Die neue Produktionslinie wurde entwickelt, um den Produktionsanforderungen von Container-Spreadern mit hohem Mischungsanteil, geringen Stückzahlen und kundenspezifischen Anforderungen gerecht zu werden. Dazu wird der Fertigungsprozess auf ein Fließbandmodell umgestellt. Es ersetzt die traditionellen arbeitsintensiven Montagemethoden durch einen fließenden Montageprozess, der durch Materialbewegungen gesteuert wird. Durch die Integration digitaler Systeme in die Produktionsanlagen ermöglicht die Linie eine präzise Koordinierung der Informations- und Materialflüsse und geht damit über die herkömmlichen manuellen und separaten Fertigungsverfahren für Spreader hinaus. Das Projekt demonstriert einen neuen Ansatz für die intelligente Fertigung im Hafenmaschinensektor und wendet die Methoden der Impulslinienmontage auf die Produktion schwerer Hafenausrüstung an.

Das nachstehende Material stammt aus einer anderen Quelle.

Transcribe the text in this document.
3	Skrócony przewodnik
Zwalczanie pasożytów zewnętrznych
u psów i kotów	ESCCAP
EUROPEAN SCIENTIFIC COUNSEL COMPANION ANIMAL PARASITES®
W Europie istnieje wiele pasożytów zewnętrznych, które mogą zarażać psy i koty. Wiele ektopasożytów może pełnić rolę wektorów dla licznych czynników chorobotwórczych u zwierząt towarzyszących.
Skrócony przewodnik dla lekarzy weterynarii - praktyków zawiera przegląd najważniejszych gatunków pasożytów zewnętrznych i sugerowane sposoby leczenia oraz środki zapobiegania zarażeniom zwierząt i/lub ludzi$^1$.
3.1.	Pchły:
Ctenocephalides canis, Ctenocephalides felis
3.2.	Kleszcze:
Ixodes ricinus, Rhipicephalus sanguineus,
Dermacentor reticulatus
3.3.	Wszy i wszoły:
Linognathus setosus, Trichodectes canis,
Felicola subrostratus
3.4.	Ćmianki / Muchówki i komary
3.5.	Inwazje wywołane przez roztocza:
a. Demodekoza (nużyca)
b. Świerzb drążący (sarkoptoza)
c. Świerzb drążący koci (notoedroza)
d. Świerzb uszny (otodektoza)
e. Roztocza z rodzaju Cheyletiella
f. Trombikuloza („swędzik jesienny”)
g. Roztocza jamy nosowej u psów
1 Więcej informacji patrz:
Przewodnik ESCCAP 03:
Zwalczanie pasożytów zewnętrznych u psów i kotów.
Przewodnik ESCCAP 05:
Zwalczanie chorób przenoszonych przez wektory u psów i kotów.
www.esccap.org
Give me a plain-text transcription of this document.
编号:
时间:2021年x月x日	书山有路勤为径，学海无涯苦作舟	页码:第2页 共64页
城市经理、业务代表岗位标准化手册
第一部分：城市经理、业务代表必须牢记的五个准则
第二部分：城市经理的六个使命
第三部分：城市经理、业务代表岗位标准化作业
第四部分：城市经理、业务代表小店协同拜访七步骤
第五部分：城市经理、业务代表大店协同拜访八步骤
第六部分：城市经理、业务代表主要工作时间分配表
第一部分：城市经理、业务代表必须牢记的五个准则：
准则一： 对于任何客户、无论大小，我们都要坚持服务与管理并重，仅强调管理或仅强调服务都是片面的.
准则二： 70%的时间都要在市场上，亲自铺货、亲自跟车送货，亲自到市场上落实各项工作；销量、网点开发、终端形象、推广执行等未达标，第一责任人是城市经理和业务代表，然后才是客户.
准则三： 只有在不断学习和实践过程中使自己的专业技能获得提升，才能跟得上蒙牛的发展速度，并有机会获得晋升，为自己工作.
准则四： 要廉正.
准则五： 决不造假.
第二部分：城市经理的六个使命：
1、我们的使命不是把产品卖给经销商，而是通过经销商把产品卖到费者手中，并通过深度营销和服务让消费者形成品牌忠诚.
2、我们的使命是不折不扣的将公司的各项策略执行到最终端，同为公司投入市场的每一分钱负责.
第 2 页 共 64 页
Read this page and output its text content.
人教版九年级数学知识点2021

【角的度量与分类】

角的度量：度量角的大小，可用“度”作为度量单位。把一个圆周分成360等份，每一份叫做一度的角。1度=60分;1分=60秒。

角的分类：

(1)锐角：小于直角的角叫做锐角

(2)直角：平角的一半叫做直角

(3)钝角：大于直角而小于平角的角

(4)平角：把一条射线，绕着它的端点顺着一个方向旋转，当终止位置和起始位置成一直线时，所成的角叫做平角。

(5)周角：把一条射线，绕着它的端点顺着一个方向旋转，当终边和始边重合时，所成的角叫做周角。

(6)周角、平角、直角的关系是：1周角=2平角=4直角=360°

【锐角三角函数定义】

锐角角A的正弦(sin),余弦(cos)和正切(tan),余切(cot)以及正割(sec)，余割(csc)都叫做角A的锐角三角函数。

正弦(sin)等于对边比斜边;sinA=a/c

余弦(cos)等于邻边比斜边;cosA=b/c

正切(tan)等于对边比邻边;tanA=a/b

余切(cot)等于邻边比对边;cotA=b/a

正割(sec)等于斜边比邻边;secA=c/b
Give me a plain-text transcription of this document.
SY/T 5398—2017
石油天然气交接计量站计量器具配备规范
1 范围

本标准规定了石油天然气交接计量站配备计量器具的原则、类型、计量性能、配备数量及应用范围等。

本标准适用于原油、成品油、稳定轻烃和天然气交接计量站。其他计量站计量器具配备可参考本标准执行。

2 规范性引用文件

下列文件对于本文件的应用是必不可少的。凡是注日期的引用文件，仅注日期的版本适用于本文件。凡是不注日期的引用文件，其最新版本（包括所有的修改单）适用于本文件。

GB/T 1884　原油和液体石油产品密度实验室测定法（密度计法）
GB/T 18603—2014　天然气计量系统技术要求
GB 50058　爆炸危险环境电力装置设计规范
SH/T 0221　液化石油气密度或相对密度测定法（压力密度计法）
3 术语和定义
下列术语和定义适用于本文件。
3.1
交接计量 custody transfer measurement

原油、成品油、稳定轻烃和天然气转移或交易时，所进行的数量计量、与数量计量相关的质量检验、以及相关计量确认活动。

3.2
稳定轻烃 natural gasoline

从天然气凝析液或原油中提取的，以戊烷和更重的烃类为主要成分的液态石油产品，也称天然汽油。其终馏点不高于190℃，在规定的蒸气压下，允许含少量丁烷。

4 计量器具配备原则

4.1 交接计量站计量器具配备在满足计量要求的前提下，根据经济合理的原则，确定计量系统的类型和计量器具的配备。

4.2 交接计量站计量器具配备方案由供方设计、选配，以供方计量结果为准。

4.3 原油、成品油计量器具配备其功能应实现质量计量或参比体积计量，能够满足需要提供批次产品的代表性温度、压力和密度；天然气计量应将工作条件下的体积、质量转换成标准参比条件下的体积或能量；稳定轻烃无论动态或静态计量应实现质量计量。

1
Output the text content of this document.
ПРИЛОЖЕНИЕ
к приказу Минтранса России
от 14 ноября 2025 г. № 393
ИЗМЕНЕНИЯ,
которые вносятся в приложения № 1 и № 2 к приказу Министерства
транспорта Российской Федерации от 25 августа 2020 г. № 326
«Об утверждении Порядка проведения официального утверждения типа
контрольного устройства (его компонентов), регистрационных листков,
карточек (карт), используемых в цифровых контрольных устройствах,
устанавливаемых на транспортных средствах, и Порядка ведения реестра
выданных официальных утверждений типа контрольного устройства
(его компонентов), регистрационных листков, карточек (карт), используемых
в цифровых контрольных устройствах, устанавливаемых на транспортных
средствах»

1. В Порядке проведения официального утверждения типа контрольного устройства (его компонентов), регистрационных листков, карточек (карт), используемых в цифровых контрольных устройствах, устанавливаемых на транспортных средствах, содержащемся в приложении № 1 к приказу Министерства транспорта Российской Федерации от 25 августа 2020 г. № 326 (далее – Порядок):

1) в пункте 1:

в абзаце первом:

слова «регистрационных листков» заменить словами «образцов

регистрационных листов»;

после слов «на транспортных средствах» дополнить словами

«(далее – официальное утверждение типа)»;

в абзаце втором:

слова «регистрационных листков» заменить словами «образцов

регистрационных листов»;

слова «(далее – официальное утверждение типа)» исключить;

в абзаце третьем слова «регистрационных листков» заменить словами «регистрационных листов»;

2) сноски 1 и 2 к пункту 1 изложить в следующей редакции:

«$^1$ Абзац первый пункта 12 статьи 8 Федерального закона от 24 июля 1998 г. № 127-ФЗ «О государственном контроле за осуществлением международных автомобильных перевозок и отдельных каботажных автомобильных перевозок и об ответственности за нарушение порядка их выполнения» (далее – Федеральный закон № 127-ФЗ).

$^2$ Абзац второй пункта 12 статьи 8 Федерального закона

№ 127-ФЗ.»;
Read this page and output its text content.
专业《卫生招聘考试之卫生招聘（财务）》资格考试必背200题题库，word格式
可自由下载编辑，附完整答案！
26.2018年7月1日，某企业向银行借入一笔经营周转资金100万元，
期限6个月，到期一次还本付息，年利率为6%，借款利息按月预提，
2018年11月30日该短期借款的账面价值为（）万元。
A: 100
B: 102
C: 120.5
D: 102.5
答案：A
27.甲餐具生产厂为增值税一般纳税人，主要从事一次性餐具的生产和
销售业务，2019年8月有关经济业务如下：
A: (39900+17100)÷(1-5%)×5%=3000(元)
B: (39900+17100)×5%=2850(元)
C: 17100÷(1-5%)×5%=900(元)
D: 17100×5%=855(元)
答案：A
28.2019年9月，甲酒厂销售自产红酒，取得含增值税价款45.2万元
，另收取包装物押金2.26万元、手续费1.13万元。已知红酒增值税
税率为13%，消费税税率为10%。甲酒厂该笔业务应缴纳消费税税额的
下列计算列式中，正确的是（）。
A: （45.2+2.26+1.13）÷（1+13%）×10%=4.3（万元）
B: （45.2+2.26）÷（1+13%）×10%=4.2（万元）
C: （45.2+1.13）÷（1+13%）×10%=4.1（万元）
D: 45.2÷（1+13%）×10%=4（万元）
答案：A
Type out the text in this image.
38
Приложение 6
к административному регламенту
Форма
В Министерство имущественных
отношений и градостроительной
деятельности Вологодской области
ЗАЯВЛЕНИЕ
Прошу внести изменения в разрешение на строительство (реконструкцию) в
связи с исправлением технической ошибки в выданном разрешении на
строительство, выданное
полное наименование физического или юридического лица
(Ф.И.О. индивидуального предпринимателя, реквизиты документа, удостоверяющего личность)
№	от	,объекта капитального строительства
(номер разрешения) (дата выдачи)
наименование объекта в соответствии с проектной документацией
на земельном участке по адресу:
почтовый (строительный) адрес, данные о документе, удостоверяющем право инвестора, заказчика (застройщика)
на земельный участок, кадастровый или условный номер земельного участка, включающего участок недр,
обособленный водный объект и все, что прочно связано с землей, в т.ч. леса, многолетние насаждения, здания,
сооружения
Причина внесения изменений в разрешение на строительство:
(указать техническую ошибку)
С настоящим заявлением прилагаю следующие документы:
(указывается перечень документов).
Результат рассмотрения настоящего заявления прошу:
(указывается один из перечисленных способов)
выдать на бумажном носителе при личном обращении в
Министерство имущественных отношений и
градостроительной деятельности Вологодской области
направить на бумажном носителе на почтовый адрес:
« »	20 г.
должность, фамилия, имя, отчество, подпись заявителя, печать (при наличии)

Die intelligente Produktionslinie misst 180 Meter in der Länge und 30 Meter in der Breite. Sie verfügt über ein schlankes Layout mit sechs Arbeitsplätzen und umfasst fortschrittliche Technologien wie digitale Zwillinge, 3D-Visualisierungstools und Dauerhaltbarkeitstests unter Volllast. Unterstützt durch werksweite 5G-Konnektivität, automatisierte Lagersysteme, industrielle Internet-of-Things (IoT)-Technologien und eine Energie- und Kohlenstoffmanagement-Plattform bietet die Linie eine durchgängige Produktionstransparenz, Prozesssteuerung und vollständige Rückverfolgbarkeit. Die Anlage hat die Produktionskapazität und -effizienz erheblich gesteigert. Die Jahresproduktion ist von 850 auf 1.500 Einheiten gestiegen, die Montagezeit wurde von 15 auf 3 Tage verkürzt, die Effizienz der Montage wurde verdoppelt, und die wichtigsten Arbeitsplätze sind vollständig digitalisiert. Diese Verbesserungen haben auch die Produktpräzision und die Fertigungskonsistenz erhöht.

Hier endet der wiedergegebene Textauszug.